Currency has dogged the Scottish imagination for years. Two years ago, as we were about to go to the polls to vote on the question of independence, it was the currency conundrum that weighed heavy over the country, and now still we are being told that there won’t be an independent Scotland until we can put this issue to bed. The more informed have always known that the panic caused over what currency we would use in an independent Scotland was always a paper dragon; it was a wholly fictitious fear conjured up to sow confusion and doubt in the ranks of the Scottish electorate. Like every other newly independent country Scotland would have its own currency, and that currency would be valued in relation to the assets and product of the nation.
In all likelihood Scotland would continue to use Sterling, no matter the threats before the next referendum. Scotland’s economy is so deeply interwoven with that of England and Wales, and on the morning of independence we would immediately become England’s closest trading partner. Regardless of the intimidation it would not be in England’s best interests to cut Scotland off straight away from our present currency union. Much in the same way that Ireland did – after waging a war for its freedom – Scotland will continue to use the pound, and may well be linked to the Sterling exchange rate for decades after independence. This is, after all, how the real world works.

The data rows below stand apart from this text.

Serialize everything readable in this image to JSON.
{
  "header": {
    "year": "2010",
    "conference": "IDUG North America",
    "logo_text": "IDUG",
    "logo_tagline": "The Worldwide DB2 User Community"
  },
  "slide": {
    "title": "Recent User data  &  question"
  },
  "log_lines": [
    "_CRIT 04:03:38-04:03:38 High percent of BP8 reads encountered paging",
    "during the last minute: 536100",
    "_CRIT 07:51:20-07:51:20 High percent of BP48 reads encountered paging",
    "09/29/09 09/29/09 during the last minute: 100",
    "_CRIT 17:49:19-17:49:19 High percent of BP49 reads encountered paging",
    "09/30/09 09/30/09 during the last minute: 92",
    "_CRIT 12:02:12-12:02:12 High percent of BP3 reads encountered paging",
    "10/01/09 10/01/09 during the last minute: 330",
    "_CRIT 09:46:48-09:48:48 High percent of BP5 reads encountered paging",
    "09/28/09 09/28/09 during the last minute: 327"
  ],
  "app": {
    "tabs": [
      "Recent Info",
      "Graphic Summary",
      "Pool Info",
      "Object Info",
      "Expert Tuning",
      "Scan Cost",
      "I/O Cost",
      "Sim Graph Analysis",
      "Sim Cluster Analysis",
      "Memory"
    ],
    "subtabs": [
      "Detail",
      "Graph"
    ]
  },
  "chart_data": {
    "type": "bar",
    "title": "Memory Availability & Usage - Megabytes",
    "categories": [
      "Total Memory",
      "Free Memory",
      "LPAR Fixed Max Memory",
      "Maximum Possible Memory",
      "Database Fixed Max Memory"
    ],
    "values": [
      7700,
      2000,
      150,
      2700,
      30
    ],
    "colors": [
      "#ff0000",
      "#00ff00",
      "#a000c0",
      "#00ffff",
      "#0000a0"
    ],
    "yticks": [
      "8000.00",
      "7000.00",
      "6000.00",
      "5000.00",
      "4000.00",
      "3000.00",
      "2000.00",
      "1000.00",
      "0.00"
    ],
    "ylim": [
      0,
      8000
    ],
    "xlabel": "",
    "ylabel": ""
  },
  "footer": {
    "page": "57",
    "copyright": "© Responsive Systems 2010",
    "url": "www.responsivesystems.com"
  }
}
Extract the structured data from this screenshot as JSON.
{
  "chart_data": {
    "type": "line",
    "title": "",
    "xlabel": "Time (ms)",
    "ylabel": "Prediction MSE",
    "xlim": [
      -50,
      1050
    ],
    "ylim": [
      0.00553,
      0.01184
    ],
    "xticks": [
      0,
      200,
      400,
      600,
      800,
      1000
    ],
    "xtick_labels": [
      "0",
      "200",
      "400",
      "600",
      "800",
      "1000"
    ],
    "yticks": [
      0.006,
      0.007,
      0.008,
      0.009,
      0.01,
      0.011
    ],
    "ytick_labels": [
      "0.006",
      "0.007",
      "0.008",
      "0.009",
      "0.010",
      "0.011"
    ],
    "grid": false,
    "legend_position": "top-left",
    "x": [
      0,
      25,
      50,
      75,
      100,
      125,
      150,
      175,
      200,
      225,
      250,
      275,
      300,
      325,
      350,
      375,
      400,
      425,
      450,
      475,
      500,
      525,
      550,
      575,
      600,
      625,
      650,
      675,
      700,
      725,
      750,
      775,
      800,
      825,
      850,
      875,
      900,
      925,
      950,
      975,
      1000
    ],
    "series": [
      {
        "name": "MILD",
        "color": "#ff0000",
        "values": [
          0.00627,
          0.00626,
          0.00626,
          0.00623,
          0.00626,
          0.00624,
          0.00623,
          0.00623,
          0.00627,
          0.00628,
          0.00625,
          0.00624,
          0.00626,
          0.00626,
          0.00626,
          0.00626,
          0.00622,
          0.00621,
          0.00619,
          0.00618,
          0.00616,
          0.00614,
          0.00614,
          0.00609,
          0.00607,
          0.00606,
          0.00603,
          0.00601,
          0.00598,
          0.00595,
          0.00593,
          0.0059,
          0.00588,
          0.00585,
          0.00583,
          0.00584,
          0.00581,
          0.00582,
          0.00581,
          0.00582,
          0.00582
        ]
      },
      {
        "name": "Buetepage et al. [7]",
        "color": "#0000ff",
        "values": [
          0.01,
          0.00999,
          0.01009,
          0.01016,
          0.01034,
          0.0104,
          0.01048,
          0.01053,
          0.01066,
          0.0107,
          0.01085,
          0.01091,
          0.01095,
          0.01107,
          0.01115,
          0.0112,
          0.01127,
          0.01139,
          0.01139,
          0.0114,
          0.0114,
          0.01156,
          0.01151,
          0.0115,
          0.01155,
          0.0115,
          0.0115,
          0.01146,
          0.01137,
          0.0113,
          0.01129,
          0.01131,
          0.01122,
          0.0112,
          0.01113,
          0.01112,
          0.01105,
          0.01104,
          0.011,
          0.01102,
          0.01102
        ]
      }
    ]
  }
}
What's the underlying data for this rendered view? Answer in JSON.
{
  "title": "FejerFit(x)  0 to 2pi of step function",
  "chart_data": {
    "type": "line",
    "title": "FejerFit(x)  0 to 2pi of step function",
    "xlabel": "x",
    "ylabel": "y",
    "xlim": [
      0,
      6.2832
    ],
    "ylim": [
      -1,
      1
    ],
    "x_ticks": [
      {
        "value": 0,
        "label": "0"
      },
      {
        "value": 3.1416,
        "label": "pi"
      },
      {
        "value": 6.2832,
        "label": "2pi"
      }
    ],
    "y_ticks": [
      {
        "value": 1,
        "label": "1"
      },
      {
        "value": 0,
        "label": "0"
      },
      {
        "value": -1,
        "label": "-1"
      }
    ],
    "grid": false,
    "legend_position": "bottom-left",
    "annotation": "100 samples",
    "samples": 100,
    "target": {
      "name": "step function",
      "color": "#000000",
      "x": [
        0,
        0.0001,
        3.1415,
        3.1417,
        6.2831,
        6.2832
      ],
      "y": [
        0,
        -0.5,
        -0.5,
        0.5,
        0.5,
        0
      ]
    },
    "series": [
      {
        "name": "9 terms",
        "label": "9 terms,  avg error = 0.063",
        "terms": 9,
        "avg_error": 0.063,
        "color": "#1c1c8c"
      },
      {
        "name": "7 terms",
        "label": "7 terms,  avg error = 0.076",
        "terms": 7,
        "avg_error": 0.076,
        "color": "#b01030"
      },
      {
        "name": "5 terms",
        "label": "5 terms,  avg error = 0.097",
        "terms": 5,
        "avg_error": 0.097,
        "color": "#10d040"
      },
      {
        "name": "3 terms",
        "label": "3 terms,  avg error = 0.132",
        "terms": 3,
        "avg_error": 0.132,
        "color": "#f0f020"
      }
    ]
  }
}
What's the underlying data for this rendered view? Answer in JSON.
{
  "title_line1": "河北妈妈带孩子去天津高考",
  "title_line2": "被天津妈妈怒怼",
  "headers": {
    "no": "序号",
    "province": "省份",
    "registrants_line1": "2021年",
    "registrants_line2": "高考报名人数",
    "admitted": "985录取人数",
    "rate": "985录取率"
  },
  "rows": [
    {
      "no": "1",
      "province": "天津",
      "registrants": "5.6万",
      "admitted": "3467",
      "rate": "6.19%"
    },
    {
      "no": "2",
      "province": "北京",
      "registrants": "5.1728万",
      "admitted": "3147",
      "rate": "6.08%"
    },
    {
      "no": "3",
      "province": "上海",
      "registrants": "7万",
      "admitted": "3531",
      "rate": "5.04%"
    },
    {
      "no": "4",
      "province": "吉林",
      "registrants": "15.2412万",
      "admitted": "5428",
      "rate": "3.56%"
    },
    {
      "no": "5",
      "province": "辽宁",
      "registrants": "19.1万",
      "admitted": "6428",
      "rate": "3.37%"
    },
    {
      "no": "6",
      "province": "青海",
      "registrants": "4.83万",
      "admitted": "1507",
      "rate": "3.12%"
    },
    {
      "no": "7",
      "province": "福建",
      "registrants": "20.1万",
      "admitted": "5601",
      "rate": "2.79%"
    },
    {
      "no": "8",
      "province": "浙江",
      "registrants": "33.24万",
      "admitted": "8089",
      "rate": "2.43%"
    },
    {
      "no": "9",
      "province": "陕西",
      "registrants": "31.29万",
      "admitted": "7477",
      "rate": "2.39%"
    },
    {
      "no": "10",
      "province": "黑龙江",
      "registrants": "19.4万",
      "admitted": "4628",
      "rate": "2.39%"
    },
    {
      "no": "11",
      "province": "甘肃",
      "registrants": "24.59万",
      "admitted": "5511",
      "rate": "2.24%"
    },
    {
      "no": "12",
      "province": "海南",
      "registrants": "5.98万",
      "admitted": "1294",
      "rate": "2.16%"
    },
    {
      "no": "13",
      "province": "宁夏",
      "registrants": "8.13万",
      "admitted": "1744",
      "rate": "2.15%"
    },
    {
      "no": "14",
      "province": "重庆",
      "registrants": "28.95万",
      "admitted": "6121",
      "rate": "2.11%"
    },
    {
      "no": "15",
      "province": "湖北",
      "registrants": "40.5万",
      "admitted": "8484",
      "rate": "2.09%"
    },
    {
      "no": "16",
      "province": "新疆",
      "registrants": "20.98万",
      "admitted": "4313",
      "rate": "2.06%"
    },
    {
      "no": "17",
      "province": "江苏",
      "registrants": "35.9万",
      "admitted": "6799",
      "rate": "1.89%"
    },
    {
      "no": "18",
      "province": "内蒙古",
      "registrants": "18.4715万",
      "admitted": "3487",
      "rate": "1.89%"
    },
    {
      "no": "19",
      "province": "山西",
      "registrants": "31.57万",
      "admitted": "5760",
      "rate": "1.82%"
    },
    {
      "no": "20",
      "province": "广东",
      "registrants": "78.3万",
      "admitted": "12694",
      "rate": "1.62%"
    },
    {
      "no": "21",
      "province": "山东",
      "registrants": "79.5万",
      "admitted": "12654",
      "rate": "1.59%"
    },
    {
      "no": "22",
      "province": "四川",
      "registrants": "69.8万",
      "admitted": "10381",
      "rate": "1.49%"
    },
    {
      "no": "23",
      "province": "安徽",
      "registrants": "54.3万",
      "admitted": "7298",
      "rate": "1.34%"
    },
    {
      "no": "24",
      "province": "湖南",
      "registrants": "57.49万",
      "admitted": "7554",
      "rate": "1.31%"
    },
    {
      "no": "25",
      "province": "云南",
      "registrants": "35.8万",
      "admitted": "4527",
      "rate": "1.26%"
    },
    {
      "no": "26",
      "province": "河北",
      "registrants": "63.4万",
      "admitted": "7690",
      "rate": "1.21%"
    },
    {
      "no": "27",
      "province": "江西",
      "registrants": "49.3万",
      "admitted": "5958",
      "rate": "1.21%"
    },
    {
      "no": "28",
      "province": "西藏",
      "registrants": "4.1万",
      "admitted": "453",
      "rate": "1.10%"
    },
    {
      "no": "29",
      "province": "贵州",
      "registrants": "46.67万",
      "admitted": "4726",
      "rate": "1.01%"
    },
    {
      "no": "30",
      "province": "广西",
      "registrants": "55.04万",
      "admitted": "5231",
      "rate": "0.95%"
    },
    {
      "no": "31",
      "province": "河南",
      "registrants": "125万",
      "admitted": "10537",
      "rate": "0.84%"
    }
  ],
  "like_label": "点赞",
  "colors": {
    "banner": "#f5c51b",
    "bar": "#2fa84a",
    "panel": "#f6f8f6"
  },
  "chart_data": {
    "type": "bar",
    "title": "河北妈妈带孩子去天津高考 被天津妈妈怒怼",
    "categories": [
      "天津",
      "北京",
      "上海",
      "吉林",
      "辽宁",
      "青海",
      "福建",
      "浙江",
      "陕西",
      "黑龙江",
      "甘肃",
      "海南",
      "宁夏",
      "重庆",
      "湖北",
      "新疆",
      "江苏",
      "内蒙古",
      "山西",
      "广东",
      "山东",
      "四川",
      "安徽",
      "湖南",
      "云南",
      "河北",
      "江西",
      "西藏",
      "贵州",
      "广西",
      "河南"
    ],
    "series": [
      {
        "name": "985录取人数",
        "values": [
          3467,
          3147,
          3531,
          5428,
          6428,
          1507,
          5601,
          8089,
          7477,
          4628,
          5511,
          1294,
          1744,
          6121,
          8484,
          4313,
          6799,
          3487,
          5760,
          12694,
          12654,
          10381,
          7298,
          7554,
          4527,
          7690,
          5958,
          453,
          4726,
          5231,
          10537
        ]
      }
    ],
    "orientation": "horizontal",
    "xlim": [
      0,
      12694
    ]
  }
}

What really makes this threat so potent is the belief that so many of us still have in the pound as a symbol. Scotland has always been a world leader in trade. As a nation we have boxed well above our weight, and over three centuries so much of our national interest has been invested in the success of the union’s mighty currency. Those days are gone, and yet there is no reason to think that Scotland cannot still box above its weight like other European countries our size, but the ghost of the symbol of the pound still haunts us. Our unionists are in thrall to the image we have made with our own hands, and, as natural conservatives, they fear letting go. They fear change.
Apparently the Buddha says that suffering is the fruit of our refusal to accept change. Unionists are in a constant state of suffering because they are refusing – as they always do – to accept the simple truth that all things are forever changing. Britain has changed. Britain has always been changing, and a natural neighbour of change is decay. Britain is in an advanced state of decay. Holding onto invented stories of the past is hurting us. It is hurting everyone. It is time that we let go of Great Britain – its former glories, its war crimes, and its pound – and embrace the empowering change that will be the dynamism that will launch us into a future on our own account.